76 魔法の話
「本日はこれで終了となります。気を付けてお帰りください」
ディクソン先生が教室を出ていき、僕達は解散となった。
すぐに教室を出て行く生徒もいたが、数人の生徒が僕の周りにわっと集まってきた。
「やっぱりエドアルド君だったんだね。眼鏡をかけてたからすぐにはわからなかったよ」
「びっくりしましたわ。まさか、そんなに目が悪かったなんて知りませんでしたわ」
そう声をかけてきたのはお茶会で何度か顔を合わせている人達だった。
「あはは、まあね」
笑ってごまかしていると、彼等の横からヒョイとアーサーが顔を出した。
「エド、馬車に乗って帰るんだろう? 一緒に行こう」
「ああ、そうだね。…それじゃ」
渡りに船、とばかりに僕は立ち上がると彼等に別れを告げて、アーサーと一緒に教室を出た。
まさか、彼等にそこまで驚かれるとは思っていなかったのだ。
「助かったよ、アーサー」
「多分、エドが困っているだろうと思ったからね。あんなふうに皆に質問されると思っていなかったのかい?」
「うん、まあね」
「やれやれ、自覚が足りないな。お茶会で何人かの女の子がエドに熱い視線を送っていたのに気づいていなかったとはね」
「え? 嘘だろ? 大体、僕は養子だよ」
「別に今すぐ結婚するわけじゃないからさ。ただ単にエドに憧れている子がいるって事だよ」
アーサーにそう言われても僕にはいまいちピンとこなかった。
お茶会で会う女の子達をそんな目で見た事はなかったし、ましてや自分がそんな目で見られているとは思わなかったからだ。
そんな話をしているうちに馬車乗り場に到着した。
馬車に乗り、学院を出発する。
「明日はきっと、魔力検査があると思うんだ。兄上みたいに僕も魔力があるといいな」
アーサーの言葉に僕は少し疑問を持った。
「魔力検査をしないと魔力があるかどうかはわからないのかい?」
「そうだよ。学院で魔力検査をしてもらって、それから魔法の使い方を教わらないと使えないんだ。エドだって魔法はまだ使えないだろう?」
「え…うん、そうだね…」
まさか、以前魔法を使った事があるとは言えなくなってしまった。
あの時、エミーも僕が魔法を使った事には特に何も言わなかったからだ。
義両親にも魔法を使った事は言わなかったが、今となっては言わなくて正解だったと思う。

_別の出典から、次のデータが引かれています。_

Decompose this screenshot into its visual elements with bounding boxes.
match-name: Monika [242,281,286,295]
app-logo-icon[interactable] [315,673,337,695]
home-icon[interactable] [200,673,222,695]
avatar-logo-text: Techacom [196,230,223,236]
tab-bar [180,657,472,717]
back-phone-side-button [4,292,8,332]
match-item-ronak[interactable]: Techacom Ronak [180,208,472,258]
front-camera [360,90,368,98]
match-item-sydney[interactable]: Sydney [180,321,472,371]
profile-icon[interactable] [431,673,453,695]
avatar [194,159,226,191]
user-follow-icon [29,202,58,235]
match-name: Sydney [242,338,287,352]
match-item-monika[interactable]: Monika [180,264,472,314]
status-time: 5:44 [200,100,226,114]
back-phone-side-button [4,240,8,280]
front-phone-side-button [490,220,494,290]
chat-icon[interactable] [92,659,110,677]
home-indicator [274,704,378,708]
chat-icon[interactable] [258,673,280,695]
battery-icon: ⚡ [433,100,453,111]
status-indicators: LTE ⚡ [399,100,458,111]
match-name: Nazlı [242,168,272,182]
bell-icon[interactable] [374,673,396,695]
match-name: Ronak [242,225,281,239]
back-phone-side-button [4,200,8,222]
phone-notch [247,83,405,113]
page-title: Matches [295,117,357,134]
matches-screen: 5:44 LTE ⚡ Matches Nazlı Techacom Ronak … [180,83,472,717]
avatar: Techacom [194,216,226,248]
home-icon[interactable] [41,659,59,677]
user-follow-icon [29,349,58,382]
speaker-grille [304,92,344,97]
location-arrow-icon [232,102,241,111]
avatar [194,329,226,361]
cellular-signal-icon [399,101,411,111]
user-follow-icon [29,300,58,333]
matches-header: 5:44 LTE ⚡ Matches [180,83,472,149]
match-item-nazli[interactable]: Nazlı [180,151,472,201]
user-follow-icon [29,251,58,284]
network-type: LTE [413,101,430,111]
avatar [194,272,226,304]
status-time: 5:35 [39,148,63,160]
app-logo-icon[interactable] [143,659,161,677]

あの時打ち明けていたら、きっと大騒ぎになっていただろう。
それにしても、魔力検査をしてもらわないと使えないはずの魔法をどうして僕は使えたんだろう?
もしかして転生した事への異世界チートというやつだろうか?
それとも、王子として生まれたから、元から持っている能力なんだろうか?
考えたところで答えなんか出てくるわけがない。
そのうちに馬車が停まって扉が開いた。
アーサーと一緒に馬車から降りると、エミーが迎えに来ていた。
「お帰りなさいませ、エドアルド様」
「ただいま、エミー」
アーサーも従者に出迎えられている。
「じゃ、また明日な。エド」
「じゃあね、アーサー」
アーサー達と別れて僕とエミーはエルガー家へと戻っていく。
「ねぇ、エミー。魔法って誰でも使えるものじゃないの?」
「そうですね。私も含め平民は魔法が使えない人がほとんどですからね」
「そうなんだ…」
エミーは魔法が使えないから、魔法を使う手順がある事を知らなかったようだ。
後で義母様達に魔法について質問してみようか。
勿論、僕が魔法を使える事は言わないでおこう。
これだけは義両親に知られてはいけないと確信した。